To find out more about Moebius Syndrome, please visit http://www.moebiussyndrome.com. This is the website to the Moebius Syndrome Foundation website. They are the foremost experts on this syndrome. Or you can keep reading and I will give you a quick rundown.

Moebius Syndrome is a rare neurological disorder which effects the 6th and 7th cranial nerves primarily and sometimes others. The cause is unknown, be it environmental, genetic, random or a combination; however, researchers believe that it happens between 4-6 weeks gestation...long before a lot of people know that they are pregnant. In many people the 6th and 7th cranial nerves are paralyzed or completely missing. In Pierce's case they are missing. The most recent statistic is that Moebius effects 1 in 1,000,000 people. Often people can go their entire lives without ever meeting someone who has Moebius. The most obvious in folks with Moebius is that they cannot move their face. Their faces are basically frozen. Folks with Moebius can also not move their eyes laterally. Those are the two main parts of Moebius. Other symptoms may include:
  • Lack of facial expression; inability to smile
  • Feeding, swallowing and choking problems
  • Keeping head back to swallow
  • Eye sensitivity due to inability to squint
  • Motor delays due to upper body weakness
  • Absence of lateral eye movement
  • Absence of blinking
  • Strabismus (crossed eyes)
  • Drooling
  • High palate
  • Short or deformed tongue
  • Limited movement of tongue
  • Submucous cleft palate
  • Dental problems
  • Hearing impairment
  • Articulation / speech disorders
  • Minor mid-line anomalies
  • Club feet
  • Hand/feet deformities
With that being said, the Moebius Syndrome Foundation has a conference every two years. 2014 was the 11th conference and it was held here in the DC metro area. We went and it was great. We learned a lot and met/saw about 375 others who have this condition from 4 month old babies to 60+ year old adults. It was amazing to see so many people with the same condition in one place because it is very possible that we may not have ever seen anyone else, ever. We plan to go every two years. It is a great place for Pierce to meet people and play with other kids that have this syndrome. Now, although it may take longer for kids with Moebius to hold up their head, crawl, walk, talk, etc., they usually catch up. That is a good thing. Before we were uncertain as to whether or not he would be able to do many of these items with his neurological issues, but it seems to us that likely he will be able to do everything. By the way...although these folks may look different, cognitive ability is not affected.
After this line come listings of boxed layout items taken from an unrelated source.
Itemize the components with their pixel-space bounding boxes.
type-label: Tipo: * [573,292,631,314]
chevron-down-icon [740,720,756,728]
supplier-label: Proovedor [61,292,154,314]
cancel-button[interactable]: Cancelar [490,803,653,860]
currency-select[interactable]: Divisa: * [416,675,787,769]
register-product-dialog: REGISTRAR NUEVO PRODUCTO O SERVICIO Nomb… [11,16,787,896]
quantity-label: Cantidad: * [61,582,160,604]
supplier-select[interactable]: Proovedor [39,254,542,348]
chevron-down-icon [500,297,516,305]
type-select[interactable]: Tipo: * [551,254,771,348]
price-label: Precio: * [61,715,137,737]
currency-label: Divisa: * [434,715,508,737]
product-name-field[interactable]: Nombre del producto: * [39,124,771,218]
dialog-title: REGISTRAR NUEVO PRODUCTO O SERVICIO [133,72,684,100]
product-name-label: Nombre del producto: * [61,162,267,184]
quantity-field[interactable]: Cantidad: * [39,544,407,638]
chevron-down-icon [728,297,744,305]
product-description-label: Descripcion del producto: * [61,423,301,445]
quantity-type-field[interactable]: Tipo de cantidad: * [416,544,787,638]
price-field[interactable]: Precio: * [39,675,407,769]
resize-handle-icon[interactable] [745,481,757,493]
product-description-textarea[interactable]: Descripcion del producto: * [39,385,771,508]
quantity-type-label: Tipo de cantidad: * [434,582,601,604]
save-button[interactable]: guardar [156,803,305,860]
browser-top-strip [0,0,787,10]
Overall, this is positive news but upsetting at the same time. Even though it could be worse, it isn't and we are thankful that it is what it is.
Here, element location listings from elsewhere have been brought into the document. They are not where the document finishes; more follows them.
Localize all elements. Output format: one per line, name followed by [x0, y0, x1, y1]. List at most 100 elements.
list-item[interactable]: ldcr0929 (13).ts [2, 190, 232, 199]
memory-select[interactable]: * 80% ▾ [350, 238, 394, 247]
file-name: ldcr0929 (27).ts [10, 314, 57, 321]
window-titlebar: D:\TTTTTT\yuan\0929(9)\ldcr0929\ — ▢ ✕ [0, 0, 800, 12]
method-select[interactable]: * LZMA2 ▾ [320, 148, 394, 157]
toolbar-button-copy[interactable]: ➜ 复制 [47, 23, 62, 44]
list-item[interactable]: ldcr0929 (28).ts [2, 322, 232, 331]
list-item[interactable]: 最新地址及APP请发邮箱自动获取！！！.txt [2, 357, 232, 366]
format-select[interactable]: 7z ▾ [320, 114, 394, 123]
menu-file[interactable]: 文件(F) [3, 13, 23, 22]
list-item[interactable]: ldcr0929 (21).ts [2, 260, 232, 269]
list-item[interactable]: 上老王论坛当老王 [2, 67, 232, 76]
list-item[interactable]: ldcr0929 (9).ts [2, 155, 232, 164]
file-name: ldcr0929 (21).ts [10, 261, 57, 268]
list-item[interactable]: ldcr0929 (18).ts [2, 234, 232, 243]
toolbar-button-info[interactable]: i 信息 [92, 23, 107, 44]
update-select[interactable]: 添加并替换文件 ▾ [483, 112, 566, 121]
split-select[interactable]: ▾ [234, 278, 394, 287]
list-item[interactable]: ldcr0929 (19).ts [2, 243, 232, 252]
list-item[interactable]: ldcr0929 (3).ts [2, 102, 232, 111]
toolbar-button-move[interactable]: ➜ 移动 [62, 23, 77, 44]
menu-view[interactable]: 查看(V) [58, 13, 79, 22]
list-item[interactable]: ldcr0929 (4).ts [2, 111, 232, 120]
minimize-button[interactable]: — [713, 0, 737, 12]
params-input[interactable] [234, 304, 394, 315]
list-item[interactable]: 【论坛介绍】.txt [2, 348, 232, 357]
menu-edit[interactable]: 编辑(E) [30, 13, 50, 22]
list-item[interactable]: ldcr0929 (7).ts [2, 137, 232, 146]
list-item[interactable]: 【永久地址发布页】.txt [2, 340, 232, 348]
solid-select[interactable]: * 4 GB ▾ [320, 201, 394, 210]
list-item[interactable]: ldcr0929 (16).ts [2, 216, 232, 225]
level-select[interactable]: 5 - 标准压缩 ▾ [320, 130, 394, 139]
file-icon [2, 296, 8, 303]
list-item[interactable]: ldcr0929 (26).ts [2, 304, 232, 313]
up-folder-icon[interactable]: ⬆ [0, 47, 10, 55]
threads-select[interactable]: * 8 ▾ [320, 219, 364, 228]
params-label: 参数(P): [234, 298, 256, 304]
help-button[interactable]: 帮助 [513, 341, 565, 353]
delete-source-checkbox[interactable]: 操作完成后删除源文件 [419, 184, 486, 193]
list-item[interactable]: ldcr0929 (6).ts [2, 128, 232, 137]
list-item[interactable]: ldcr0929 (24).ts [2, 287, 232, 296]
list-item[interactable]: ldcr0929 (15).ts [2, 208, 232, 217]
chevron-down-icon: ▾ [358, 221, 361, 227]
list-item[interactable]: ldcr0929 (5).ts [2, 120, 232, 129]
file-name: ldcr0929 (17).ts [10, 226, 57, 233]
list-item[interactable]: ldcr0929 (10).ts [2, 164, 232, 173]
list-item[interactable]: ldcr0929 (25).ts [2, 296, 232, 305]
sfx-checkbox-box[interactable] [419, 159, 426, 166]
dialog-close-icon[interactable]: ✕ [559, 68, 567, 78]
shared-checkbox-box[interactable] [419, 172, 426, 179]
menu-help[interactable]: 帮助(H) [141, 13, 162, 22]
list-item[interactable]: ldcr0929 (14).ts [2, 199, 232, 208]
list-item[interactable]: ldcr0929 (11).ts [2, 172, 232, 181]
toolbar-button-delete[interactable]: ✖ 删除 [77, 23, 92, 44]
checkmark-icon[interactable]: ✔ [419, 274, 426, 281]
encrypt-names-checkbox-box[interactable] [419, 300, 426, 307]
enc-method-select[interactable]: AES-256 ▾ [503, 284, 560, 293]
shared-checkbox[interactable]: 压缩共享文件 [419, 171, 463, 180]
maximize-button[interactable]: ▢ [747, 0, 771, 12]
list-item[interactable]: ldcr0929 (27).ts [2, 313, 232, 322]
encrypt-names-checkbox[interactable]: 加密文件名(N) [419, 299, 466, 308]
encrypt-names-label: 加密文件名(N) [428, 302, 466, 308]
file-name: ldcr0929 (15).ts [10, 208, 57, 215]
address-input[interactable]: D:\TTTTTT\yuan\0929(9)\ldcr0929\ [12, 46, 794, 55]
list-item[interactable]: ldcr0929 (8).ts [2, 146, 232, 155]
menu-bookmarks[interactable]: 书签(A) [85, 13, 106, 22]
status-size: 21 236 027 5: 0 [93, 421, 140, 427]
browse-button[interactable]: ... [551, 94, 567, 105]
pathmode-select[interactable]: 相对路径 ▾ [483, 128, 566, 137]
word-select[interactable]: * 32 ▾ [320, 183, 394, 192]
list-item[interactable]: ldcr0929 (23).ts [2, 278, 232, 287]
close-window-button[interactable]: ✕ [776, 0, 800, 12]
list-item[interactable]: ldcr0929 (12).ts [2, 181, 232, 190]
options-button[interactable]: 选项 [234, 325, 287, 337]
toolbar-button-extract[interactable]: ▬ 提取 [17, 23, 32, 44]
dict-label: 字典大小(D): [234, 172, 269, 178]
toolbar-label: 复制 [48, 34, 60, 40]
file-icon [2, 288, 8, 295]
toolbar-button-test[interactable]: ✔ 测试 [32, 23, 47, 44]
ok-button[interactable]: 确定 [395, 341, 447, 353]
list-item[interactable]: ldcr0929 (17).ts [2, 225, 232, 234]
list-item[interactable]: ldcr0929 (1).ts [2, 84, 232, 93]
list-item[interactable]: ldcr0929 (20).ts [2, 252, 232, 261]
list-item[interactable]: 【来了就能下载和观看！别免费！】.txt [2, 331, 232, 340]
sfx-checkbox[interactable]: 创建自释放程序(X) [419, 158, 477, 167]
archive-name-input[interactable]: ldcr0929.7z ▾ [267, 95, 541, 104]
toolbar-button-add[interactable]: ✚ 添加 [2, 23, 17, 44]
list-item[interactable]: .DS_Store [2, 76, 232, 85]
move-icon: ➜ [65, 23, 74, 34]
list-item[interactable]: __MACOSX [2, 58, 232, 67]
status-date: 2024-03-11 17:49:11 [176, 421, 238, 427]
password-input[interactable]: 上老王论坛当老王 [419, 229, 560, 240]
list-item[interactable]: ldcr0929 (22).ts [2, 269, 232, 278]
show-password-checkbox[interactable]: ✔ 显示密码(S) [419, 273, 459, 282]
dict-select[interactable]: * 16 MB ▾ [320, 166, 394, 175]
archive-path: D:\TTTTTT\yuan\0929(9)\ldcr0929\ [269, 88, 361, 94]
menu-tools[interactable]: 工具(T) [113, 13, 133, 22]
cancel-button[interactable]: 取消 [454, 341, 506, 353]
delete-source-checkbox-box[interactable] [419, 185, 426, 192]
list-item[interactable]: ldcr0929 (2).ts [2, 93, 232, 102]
Pierce was also recently accepted into the Kendall Demonstration School which is part of Gallaudet University. It is a school for the deaf and hard of hearing and he starts in September. It will be two days a week for about four hours a day. It will be awesome for him.

To end on a high note, my mom and grandma came out to visit. We had a GREAT time. Four generations in one household under one roof. It was fantastic. We talked and played with Pierce and had a grand old time.